Phylloblastia verheyeniana

Scientific classification
- Kingdom: Fungi
- Division: Ascomycota
- Class: Eurotiomycetes
- Order: Verrucariales
- Family: Verrucariaceae
- Genus: Phylloblastia
- Species: P. verheyeniana
- Binomial name: Phylloblastia verheyeniana Van den Broeck, Lücking & Ertz (2014)

= Phylloblastia verheyeniana =

- Authority: Van den Broeck, Lücking & Ertz (2014)

Species of lichen

Phylloblastia verheyeniana is a species of foliicolous (leaf-dwelling) lichen in the family Verrucariaceae. Found in the Democratic Republic of the Congo, it was formally described as a new species in 2014 by Dries Van den Broeck, Robert Lücking, and Damien Ertz. The type specimen was collected by the first author at the Lomami River (Yaengo, Orientale Province) at an altitude of 487 m. It is only known to occur in the Congo Basin, where it grows on the leaves of understory plants and shrubs. The species epithet honours Museum of Natural Sciences of Belgium zoologist Erik Verheyen.

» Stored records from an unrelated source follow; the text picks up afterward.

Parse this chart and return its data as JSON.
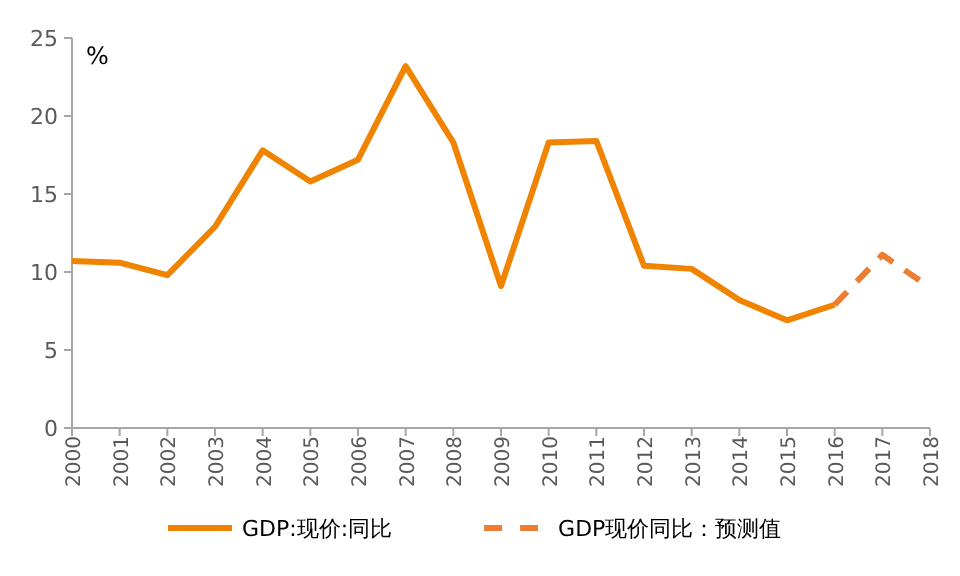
{
  "chart_data": {
    "type": "line",
    "ylabel": "%",
    "categories": [
      "2000",
      "2001",
      "2002",
      "2003",
      "2004",
      "2005",
      "2006",
      "2007",
      "2008",
      "2009",
      "2010",
      "2011",
      "2012",
      "2013",
      "2014",
      "2015",
      "2016",
      "2017",
      "2018"
    ],
    "series": [
      {
        "name": "GDP:现价:同比",
        "color": "#f08300",
        "line_style": "solid",
        "values": [
          10.7,
          10.6,
          9.8,
          12.9,
          17.8,
          15.8,
          17.2,
          23.2,
          18.3,
          9.1,
          18.3,
          18.4,
          10.4,
          10.2,
          8.2,
          6.9,
          7.9,
          null,
          null
        ]
      },
      {
        "name": "GDP现价同比：预测值",
        "color": "#ed7d31",
        "line_style": "dashed",
        "values": [
          null,
          null,
          null,
          null,
          null,
          null,
          null,
          null,
          null,
          null,
          null,
          null,
          null,
          null,
          null,
          null,
          7.9,
          11.1,
          9.0
        ]
      }
    ],
    "ylim": [
      0,
      25
    ],
    "yticks": [
      0,
      5,
      10,
      15,
      20,
      25
    ],
    "grid": false,
    "legend": "bottom"
  }
}
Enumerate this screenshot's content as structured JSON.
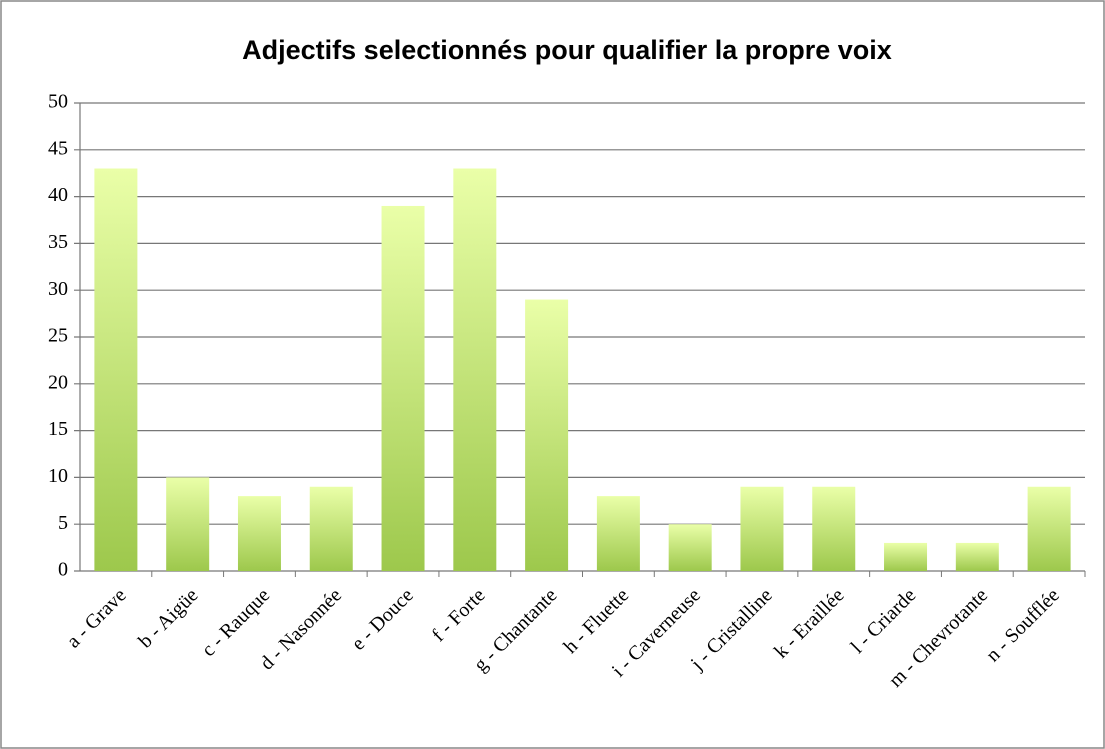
{
  "chart_data": {
    "type": "bar",
    "title": "Adjectifs selectionnés pour qualifier la propre voix",
    "categories": [
      "a - Grave",
      "b - Aigüe",
      "c - Rauque",
      "d - Nasonnée",
      "e - Douce",
      "f - Forte",
      "g - Chantante",
      "h - Fluette",
      "i - Caverneuse",
      "j - Cristalline",
      "k - Eraillée",
      "l - Criarde",
      "m - Chevrotante",
      "n - Soufflée"
    ],
    "values": [
      43,
      10,
      8,
      9,
      39,
      43,
      29,
      8,
      5,
      9,
      9,
      3,
      3,
      9
    ],
    "color": "#9dc84c",
    "ylim": [
      0,
      50
    ],
    "yticks": [
      0,
      5,
      10,
      15,
      20,
      25,
      30,
      35,
      40,
      45,
      50
    ],
    "grid": true
  }
}
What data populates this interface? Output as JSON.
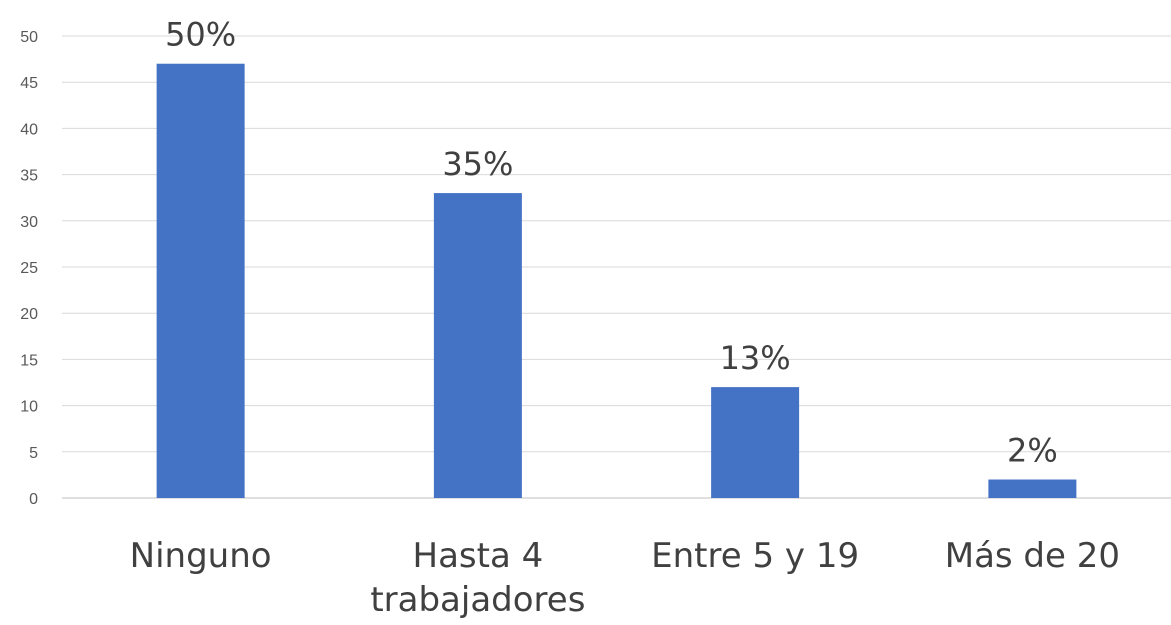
{
  "chart_data": {
    "type": "bar",
    "categories": [
      "Ninguno",
      "Hasta 4 trabajadores",
      "Entre 5 y 19",
      "Más de 20"
    ],
    "category_lines": [
      [
        "Ninguno"
      ],
      [
        "Hasta 4",
        "trabajadores"
      ],
      [
        "Entre 5 y 19"
      ],
      [
        "Más de 20"
      ]
    ],
    "values": [
      47,
      33,
      12,
      2
    ],
    "data_labels": [
      "50%",
      "35%",
      "13%",
      "2%"
    ],
    "ylim": [
      0,
      50
    ],
    "yticks": [
      0,
      5,
      10,
      15,
      20,
      25,
      30,
      35,
      40,
      45,
      50
    ],
    "grid": true,
    "bar_color": "#4472c4"
  }
}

The lichen has a smooth, crustose, green thallus that lacks isidia. The photobiont partner is green, and present as angular to rounded cells measuring 5–10 by 5–6 μm; they occur in radiating plates or in irregular groups. The fruiting structures are in the form of orange to yellow perithecia measuring 110–150 μm in diameter and 150 μm high. Ascospores, which number eight per ascus, are colourless, spindle-shaped (fusiform), and typically measure 13–15 by 3.0–4.5 μm. Phylloblastia borhidii is similar in morphology, but that species does have isidia and has larger and wider spores.